= Polylux (TV program) =

Polylux, the self-appointed "last/worst on the first [channel]" ("Das Letzte im Ersten"), was a weekly half-hour German television program hosted by Tita von Hardenberg. It was produced by RBB for Das Erste and was broadcast in the timeslot on Thursdays at 11:15 CET.

The show, which was concerned with politics, culture, and social trends, offered a lively blend of documentary and satirical items. Typically it began with a satirical 'report' by Carsten von Ryssen related to a current matter of public concern. The show's essential hipness, which was underlined by Hardenberg's crisp announcements and the visual and thematic backdrop of the city of Berlin, infuses the subsequent documentary pieces with a certain esprit. Thematically, their scope ran from coverage of political and social movements to current trends in underground and popular culture, whereby one piece was usually biographical in nature, setting it off from the more panoramic style of the rest of the show. Less serious segments often echoed the satire of the keynote feature. Regular items included the (usually biweekly) "Berlin for Beginners" ("Berlin für Anfänger") and the show's end note, in which Manfred Dumke, an elderly pensioner, shared his curious insights on current affairs with the rest of Germany from the comfort of his own living room.
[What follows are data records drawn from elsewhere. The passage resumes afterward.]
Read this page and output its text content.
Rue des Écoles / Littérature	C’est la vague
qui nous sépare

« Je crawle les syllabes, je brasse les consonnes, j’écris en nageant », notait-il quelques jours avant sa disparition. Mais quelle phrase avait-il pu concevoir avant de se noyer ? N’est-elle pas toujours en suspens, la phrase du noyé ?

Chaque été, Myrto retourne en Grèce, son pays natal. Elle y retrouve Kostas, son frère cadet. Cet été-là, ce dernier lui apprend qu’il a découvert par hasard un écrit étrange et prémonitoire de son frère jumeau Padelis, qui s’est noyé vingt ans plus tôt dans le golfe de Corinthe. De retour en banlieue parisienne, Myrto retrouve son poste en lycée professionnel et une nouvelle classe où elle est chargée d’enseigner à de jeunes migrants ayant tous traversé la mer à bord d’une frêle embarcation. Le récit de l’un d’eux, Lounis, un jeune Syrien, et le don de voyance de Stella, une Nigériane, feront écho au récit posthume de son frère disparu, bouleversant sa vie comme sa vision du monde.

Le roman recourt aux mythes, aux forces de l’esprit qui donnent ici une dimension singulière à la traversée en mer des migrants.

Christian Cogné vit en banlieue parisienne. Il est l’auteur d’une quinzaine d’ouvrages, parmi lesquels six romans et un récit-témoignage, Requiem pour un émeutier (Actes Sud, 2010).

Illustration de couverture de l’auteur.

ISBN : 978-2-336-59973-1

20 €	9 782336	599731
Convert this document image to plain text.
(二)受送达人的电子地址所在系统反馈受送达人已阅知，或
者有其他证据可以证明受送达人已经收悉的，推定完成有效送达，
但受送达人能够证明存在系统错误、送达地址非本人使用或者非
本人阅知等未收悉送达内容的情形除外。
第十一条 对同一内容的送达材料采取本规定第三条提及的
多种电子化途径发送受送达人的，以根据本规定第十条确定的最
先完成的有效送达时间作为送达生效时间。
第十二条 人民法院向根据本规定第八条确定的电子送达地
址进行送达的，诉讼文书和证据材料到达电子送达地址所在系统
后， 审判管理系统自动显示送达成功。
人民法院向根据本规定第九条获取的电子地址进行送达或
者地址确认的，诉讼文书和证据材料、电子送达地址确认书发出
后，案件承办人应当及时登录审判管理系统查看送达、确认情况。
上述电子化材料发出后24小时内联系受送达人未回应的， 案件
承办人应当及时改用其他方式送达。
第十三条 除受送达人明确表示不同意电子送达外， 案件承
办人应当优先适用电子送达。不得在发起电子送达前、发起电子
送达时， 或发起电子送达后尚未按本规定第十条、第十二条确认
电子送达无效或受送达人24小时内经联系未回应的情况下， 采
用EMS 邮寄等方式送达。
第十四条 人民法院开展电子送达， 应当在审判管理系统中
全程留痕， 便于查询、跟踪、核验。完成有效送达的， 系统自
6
The feature "Berlin for Beginners" was in fact a vestige from the beginnings of the program in the mid 1990s when Polylux was still called "Tip TV" and was the televised version of the Berlin city magazine Tip, then already hosted by Hardenberg, but on a regional TV station, FAB. When Tip was taken over in 1997, the new owners didn't want the show, but the ORB was interested in the format, and so it was taken on under the new title of Polylux. In 2000 the ARD adopted Polylux into its late night programming on Das Erste, showing it at 04:00. However the youthful appeal of the program quickly earned it an earlier slot, which was on Mondays at midnight. It was then moved to a slot on Thursdays before it was canceled.

==Cancellation==
The RBB announced the cancellation of the show, effective by the end of 2008, on May 21 of the same year. The decision was reasoned with a lack of funding. The last show was aired on 18 December 2008. The show's offshoot web portal Polylog.tv was kept available for about two more years, but eventually the domain became expired and is unavailable as of 2016.